Вижу нашу тесную прихожую — —
Входит Микитов, огромный, черный, в черной балтийской матроске:
«Я три ночи не спал, — места себе не нахожу, так и побежал бы. И бежал бы, пока хватит духу. Нет, Россия не может погибнуть! Земля дремучая — по кустам, по ельнику прячется дремучая сила, молчит. Только ее имени не знаю. И как назвать? Иду я по Невскому, руки горят — — »
«Иван Сергеевич, — говорю, — посмотрите: прогнивает от неправды человеческое сердце. Кровь — три года нож и пуля! — кровь и грязь — все хватком, все нахрапом, «не обманешь, не купишь!» и нет милостыни мира, только для себя, — озверело наше сердце. Бессовестье душит Россию. Гневом дремучего сердца обличите вы эту неправду, эту ложь, кровавую мару».
А он ничего. Вышел и дверь прихлопнул.
И вижу, опять входит, несет кожаную подушку в белой наволочке и в угол ее, потом принес другую, а потом третью и всё в угол, одну на другую.
Белые подушки поднимаются в углу, как белая крышка гроба.
Белую крышку гроба вижу в углу нашей тесной прихожей.
Лежу в огне, горю — стужа больше не трясет — стреляет в ухо, горю.
Горю в огне. Кашель душит, — рвет глотку. Душит ржавь.
И не могу остановиться, не могу остановить мысли: они — как вихрь.
И я выговариваю все мои мысли: боюсь, разорвет.
Я говорю, говорю, говорю и не знаю, чего говорю, я выговариваю мысли: они как вихрь. Стой! передохнул и опять: не то разорвет, — говорю, говорю, говорю.
Я жду чего-то.
Приходят в дом, слышу, стучат дверью, но разговора не слышу, как онемели. Все затаилось, ждут чего-то.

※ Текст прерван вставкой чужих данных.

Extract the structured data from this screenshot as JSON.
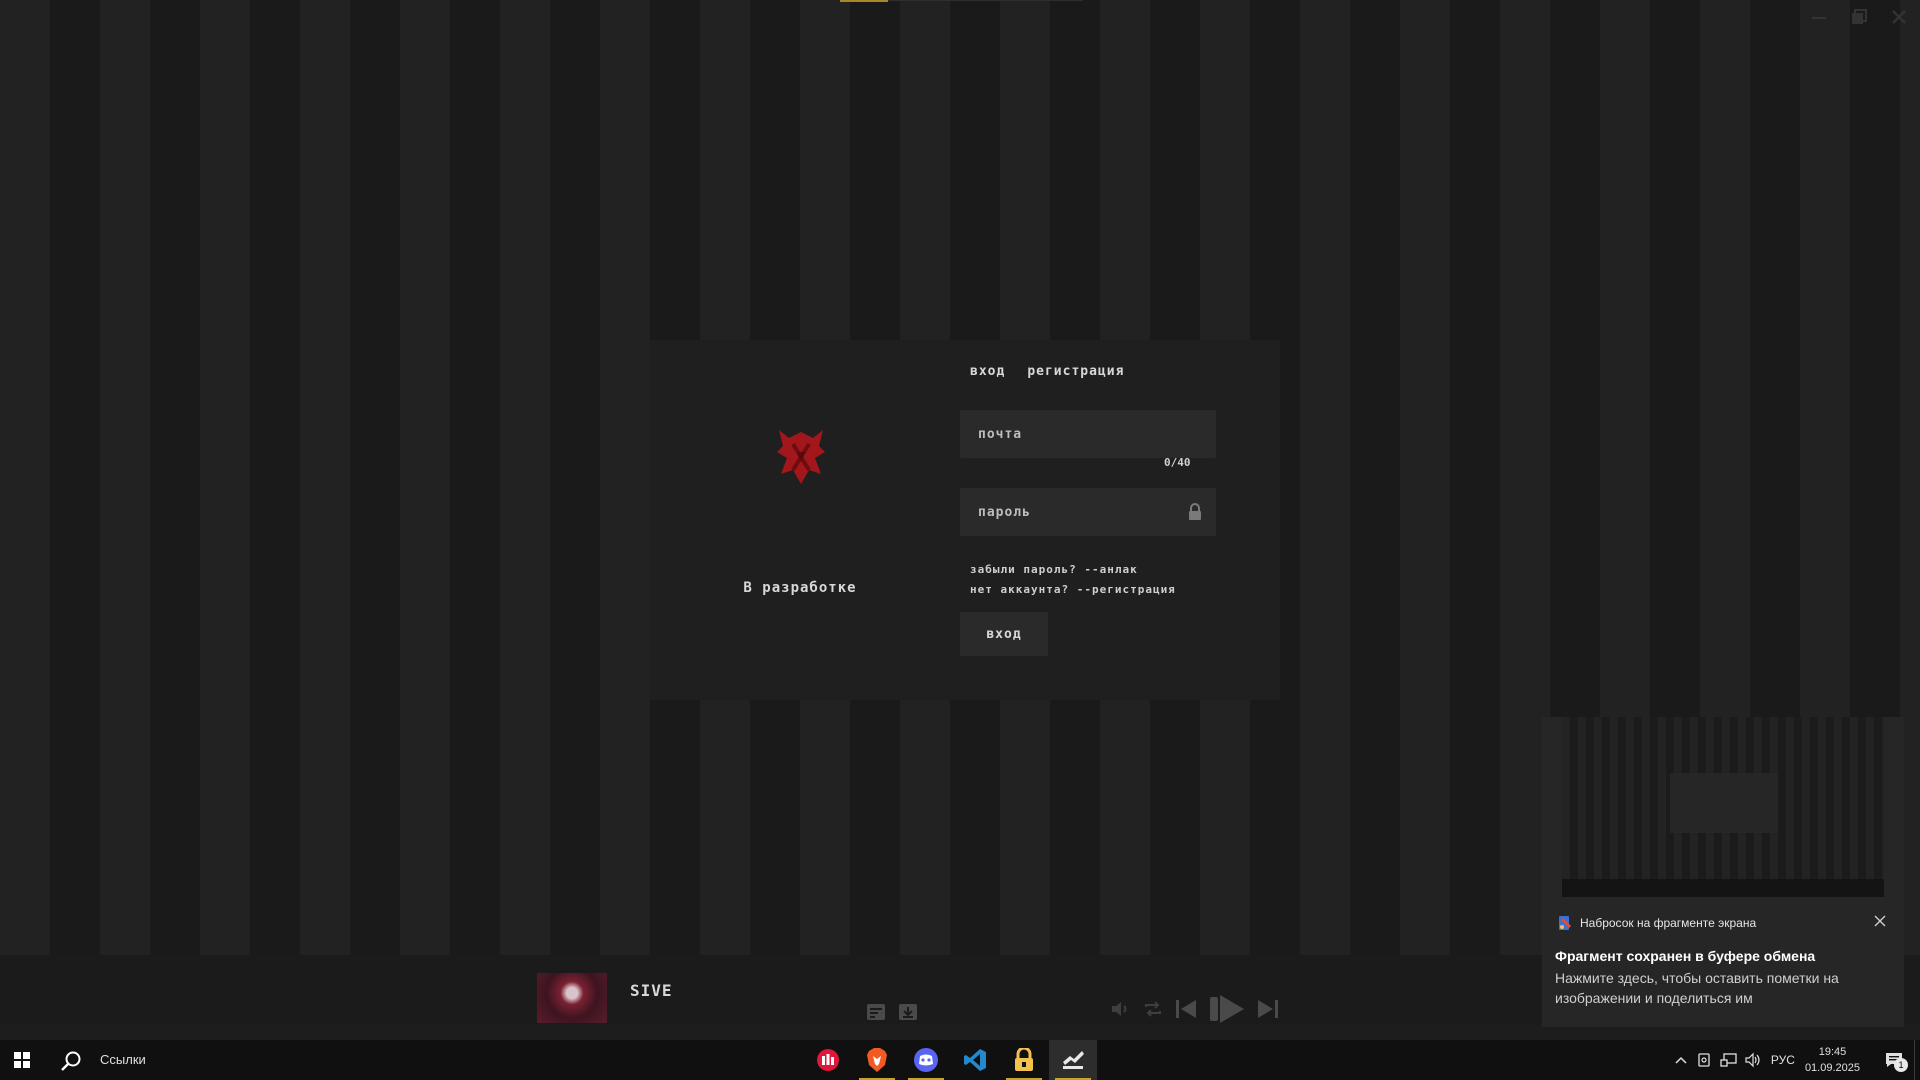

За стеной, в соседней квартире, ребенок плачет, — помню, по весне появился на свет, — плачет и плачет. Потом девчонка-нянька, укачивая, поет песню. И мне чего-то жалко, жду чего-то и чей-то голос зовет:
Лежу в огне, горю. Стреляет в ухо. Душит ржавь. Горю.
Мой неизменный страж — змея.
Змея по стене в ногах.
Седой дым ползет. За дымом комнату не узнаю. Просторная и высокая, не та. Седой дым ползет по потолку.
«Просто, — говорю, — белая рубаха, кипарисовый сольвычегодский крест, дощатый гроб».
И чей-то голос зовет:
И чего-то жду, и жалко мне.
Сторожит змея —
горько раскрыта пасть.
И ходят по углам в дыму, прячутся, крылят —
один, как на ходулях, маленький, пузатый, торчит пупок.
И опять говорю, говорю, говорю — мои мысли, как вихрь: разорвет — говорю, говорю, говорю.
Поздно вечером приехал доктор.
Первый раз вижу. (Афонский — он меня знает — приедет только завтра.) А этого позвали, я понимаю: очень со мной беспокойно.
Доктор слушал, нырял, выстукивал.
— Крупозное воспаление. Левое легкое — на почве алкоголизма.
Тут я как очнулся: всю вижу, комнату, только сквозь дым.
— Я не пью!
— На почве алкоголизма.
— — —
Закрыл крепко глаза и покорился.
А в доме совсем затихло, и по соседству тихо.
Лежу под огненным покровом.
— Матерь Божия, спаси, спаси! — слышу неотступно и жарко.
А я покорился.
И представляю себе, — «на почве алкоголизма»!
— ночь, я иду в Москве по Долгоруковской, пробираюсь к знакомому кабаку, «где торгуют дольше, чем в других». Я знаю такие кабаки. Осень, грязь, луна серебрит булыжник. Остановился у фонаря, крепко зажал в руке медь — —
— Матерь Божия, спаси, спаси! — слышу неотступно и жарко.
Зажег я огарок, поставил на стул, плюхнулся на диван. Догорает, чадит, а потушить не могу. Опустил я палец в раскаленный подсвечник
— Матерь Божия, спаси, спаси! — слышу неотступно и жарко.
В отхожее место в угол я запрячу бутылку, запрусь. Господи, измаялся я и нет мне выхода! И вижу, сижу я у Спасской заставы в «Гробу» — трактир третьего разряда — и Мозгин Мишка со мной, остекленел весь, пропиваем крест. В Новоспасском монастыре ко всенощной звонят.